MINNEAPOLIS (The Borowitz Report) — Scientists: Earth Endangered by New Strain of Fact-Resistant Humans

      By Andy Borowitz, May 12, 2015

      Scientists have discovered a powerful new strain of fact-resistant humans who are threatening the ability of Earth to sustain life, a sobering new study reports.
      The research, conducted by the University of Minnesota, identifies a virulent strain of humans who are virtually immune to any form of verifiable knowledge, leaving scientists at a loss as to how to combat them.
      “These humans appear to have all the faculties necessary to receive and process information,” Davis Logsdon, one of the scientists who contributed to the study, said. “And yet, somehow, they have developed defenses that, for all intents and purposes, have rendered those faculties totally inactive.”
      More worryingly, Logsdon said, “As facts have multiplied, their defenses against those facts have only grown more powerful.”

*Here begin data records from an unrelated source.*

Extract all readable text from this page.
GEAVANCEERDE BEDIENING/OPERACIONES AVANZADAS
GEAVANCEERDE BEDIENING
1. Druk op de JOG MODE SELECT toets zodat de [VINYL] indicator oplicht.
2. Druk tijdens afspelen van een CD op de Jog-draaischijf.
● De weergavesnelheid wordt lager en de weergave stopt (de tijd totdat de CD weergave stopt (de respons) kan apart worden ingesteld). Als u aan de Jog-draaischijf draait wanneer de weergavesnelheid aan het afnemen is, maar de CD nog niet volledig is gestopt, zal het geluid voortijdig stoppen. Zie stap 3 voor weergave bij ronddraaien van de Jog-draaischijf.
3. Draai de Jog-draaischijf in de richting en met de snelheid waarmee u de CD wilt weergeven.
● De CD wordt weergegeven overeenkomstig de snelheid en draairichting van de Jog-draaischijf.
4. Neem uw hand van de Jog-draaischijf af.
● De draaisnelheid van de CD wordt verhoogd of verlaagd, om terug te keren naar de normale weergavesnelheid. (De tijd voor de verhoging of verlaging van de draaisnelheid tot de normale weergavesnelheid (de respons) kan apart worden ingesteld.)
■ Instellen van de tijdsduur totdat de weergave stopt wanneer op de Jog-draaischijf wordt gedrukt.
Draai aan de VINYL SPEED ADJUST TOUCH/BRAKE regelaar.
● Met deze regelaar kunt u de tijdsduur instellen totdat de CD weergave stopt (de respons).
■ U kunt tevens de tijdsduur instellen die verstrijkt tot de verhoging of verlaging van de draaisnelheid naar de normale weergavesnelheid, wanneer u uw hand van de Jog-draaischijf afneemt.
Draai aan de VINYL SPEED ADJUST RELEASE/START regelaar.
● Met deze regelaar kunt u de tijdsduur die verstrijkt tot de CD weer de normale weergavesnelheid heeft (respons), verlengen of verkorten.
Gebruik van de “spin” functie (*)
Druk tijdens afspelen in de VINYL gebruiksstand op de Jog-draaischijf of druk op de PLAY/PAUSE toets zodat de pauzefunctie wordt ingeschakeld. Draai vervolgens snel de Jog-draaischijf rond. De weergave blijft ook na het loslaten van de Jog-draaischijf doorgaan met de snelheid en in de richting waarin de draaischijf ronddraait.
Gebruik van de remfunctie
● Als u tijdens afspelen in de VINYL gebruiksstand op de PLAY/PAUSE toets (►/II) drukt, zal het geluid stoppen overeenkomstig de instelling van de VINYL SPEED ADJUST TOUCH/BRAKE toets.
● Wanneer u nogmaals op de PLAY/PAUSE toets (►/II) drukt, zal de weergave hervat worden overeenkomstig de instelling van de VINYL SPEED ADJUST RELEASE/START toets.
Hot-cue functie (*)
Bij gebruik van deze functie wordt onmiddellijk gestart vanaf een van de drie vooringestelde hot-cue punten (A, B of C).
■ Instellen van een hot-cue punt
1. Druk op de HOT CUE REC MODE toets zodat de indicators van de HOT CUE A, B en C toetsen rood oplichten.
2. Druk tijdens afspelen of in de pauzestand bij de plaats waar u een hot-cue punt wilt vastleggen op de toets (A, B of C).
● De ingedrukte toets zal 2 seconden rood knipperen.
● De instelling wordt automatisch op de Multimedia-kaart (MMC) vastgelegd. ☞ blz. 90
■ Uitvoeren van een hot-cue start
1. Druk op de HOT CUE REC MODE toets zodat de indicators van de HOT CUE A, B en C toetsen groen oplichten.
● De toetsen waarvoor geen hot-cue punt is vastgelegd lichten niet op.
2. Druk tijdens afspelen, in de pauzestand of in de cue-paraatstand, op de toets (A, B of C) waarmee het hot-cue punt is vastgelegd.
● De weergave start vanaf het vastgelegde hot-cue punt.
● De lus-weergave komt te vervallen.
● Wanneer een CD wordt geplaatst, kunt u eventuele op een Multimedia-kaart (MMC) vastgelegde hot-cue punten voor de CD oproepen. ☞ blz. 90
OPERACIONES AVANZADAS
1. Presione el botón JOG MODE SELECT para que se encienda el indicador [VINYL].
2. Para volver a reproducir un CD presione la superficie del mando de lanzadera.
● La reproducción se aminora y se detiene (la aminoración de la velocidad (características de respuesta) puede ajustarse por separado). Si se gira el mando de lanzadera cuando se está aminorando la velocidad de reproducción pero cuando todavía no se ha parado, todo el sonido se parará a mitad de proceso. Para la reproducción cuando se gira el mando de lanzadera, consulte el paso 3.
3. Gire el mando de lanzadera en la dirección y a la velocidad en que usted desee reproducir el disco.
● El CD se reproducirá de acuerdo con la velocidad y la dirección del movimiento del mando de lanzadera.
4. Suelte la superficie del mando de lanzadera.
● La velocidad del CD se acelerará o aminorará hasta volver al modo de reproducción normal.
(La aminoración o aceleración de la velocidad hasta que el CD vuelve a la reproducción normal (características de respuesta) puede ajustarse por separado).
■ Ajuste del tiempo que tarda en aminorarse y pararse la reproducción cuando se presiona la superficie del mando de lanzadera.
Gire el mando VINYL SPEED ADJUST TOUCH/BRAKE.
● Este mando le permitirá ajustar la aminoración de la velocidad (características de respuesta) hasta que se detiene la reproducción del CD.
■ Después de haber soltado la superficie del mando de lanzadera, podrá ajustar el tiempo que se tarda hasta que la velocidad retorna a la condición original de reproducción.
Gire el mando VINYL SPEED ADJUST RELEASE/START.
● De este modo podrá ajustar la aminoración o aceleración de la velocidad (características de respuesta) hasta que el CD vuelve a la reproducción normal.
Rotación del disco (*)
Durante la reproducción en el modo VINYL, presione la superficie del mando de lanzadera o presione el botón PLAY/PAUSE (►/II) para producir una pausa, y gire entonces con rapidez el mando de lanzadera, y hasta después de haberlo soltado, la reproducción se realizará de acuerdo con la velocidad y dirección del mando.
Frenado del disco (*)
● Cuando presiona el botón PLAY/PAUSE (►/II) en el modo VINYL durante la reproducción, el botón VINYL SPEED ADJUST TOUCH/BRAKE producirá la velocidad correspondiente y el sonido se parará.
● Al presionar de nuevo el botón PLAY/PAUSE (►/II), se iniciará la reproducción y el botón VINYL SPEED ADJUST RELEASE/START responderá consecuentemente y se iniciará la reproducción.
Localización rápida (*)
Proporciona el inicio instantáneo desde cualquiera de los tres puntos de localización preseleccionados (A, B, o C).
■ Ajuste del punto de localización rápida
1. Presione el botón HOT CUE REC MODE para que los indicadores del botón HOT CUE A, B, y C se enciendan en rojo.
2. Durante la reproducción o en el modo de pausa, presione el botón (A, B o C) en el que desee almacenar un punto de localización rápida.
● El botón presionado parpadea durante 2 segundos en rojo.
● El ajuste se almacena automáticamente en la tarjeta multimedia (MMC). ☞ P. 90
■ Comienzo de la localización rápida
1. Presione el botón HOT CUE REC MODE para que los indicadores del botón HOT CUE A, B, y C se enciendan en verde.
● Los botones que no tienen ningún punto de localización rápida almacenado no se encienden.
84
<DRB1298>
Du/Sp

      While scientists have no clear understanding of the mechanisms that prevent the fact-resistant humans from absorbing data, they theorize that the strain may have developed the ability to intercept and discard information en route from the auditory nerve to the brain. “The normal functions of human consciousness have been completely nullified,” Logsdon said.
      While reaffirming the gloomy assessments of the study, Logsdon held out hope that the threat of fact-resistant humans could be mitigated in the future. “Our research is very preliminary, but it’s possible that they will become more receptive to facts once they are in an environment without food, water, or oxygen,” he said.